La regulación circadiana explica bien los movimientos de estas singulares herbáceas y además contribuye a aumentar su biomasa así como la visita de insectos polinizadores a las flores. Los genes implicados en tales reacciones fototrópicas, así como los genes del reloj interno, provocan una respuesta a los cambios lumínicos del medioambiente, haciendo posible el seguimiento solar. Todo esto se empieza a entender bien. Sin embargo, comprender tales procesos biológicos no explica cómo pudieron originarse por primera vez, ni de dónde surgió la información necesaria para realizarlos. En mi opinión, los lentos movimientos de los girasoles gritan a los cuatro vientos la palabra “diseño”.
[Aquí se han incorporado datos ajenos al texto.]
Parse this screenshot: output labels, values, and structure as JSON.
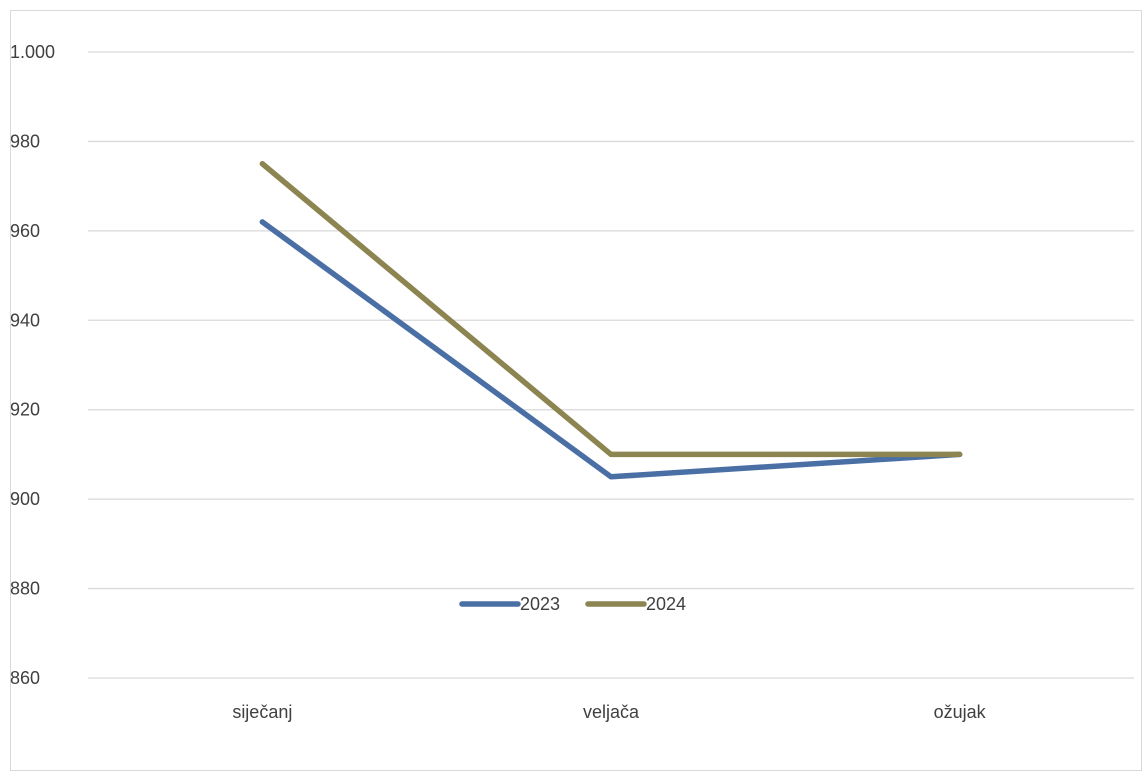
{
  "chart_data": {
    "type": "line",
    "categories": [
      "siječanj",
      "veljača",
      "ožujak"
    ],
    "series": [
      {
        "name": "2023",
        "values": [
          962,
          905,
          910
        ],
        "color": "#4a6fa5"
      },
      {
        "name": "2024",
        "values": [
          975,
          910,
          910
        ],
        "color": "#8c8451"
      }
    ],
    "ylim": [
      860,
      1000
    ],
    "yticks": [
      860,
      880,
      900,
      920,
      940,
      960,
      980,
      1000
    ],
    "ytick_labels": [
      "860",
      "880",
      "900",
      "920",
      "940",
      "960",
      "980",
      "1.000"
    ],
    "grid": true,
    "legend_position": "inside-bottom-center",
    "title": "",
    "xlabel": "",
    "ylabel": ""
  }
}
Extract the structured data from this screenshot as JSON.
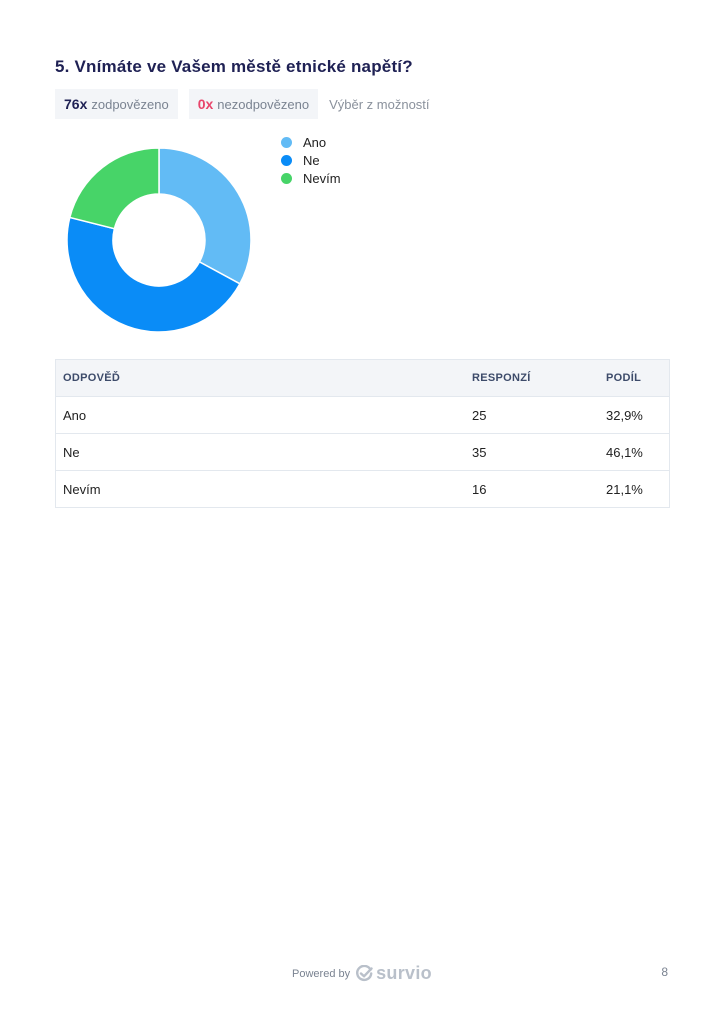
{
  "question": {
    "title": "5. Vnímáte ve Vašem městě etnické napětí?"
  },
  "stats": {
    "answered_count": "76x",
    "answered_label": "zodpovězeno",
    "unanswered_count": "0x",
    "unanswered_label": "nezodpovězeno",
    "question_type": "Výběr z možností"
  },
  "chart_data": {
    "type": "pie",
    "donut": true,
    "legend_position": "right",
    "series": [
      {
        "name": "Ano",
        "value": 25,
        "color": "#62bbf5"
      },
      {
        "name": "Ne",
        "value": 35,
        "color": "#0a8cf7"
      },
      {
        "name": "Nevím",
        "value": 16,
        "color": "#47d468"
      }
    ]
  },
  "table": {
    "headers": [
      "ODPOVĚĎ",
      "RESPONZÍ",
      "PODÍL"
    ],
    "rows": [
      [
        "Ano",
        "25",
        "32,9%"
      ],
      [
        "Ne",
        "35",
        "46,1%"
      ],
      [
        "Nevím",
        "16",
        "21,1%"
      ]
    ]
  },
  "footer": {
    "powered_by": "Powered by",
    "brand": "survio",
    "brand_icon": "survio-check-icon",
    "page_number": "8"
  }
}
Además, tanto la vida como la muerte del girasol suponen para mí una clara analogía de lo que debería ser la vida cristiana: buscar siempre la luz y procurar huir de las tinieblas. En la Biblia, la luz y la vida van íntimamente ligadas, mientras que la oscuridad y la muerte están también en estrecha relación. Desde el punto de vista teológico, la iluminación decisiva viene siempre del cielo. El resplandor del Señor rodeó a los pastores y los atemorizó (Lc. 2:9), mientras que Pablo fue rodeado, en el camino de Damasco, por una luz venida de arriba que era mucho más brillante que la del sol (Hch. 26:13). Se trataba, sin lugar a dudas, de Jesucristo, la genuina luz del mundo (Jn. 8:12), que hace que quien le sigue no ande ya en tinieblas sino que, a su vez, se convierta en luz para los demás (Mt. 5:14). Ser luz es amar a los hermanos, mientras que aborrecerlos significa vivir todavía en las tinieblas (1 Jn. 2:9-11).
En estos tiempos de inquietud, temor, egoísmo e incertidumbre, lo mejor que podemos hacer es imitar a los girasoles. Buscar siempre la luz y seguirla cueste lo que cueste. Y, cuando el anochecer nos sumerja en la oscuridad, no nos acobardemos, volvamos la mirada hacia oriente y esperemos el alba del día definitivo. Cada girasol conoce bien el camino de la luz porque lo recorre cada día de su vida, ya que así lo determinó el Creador de todos los soles del universo.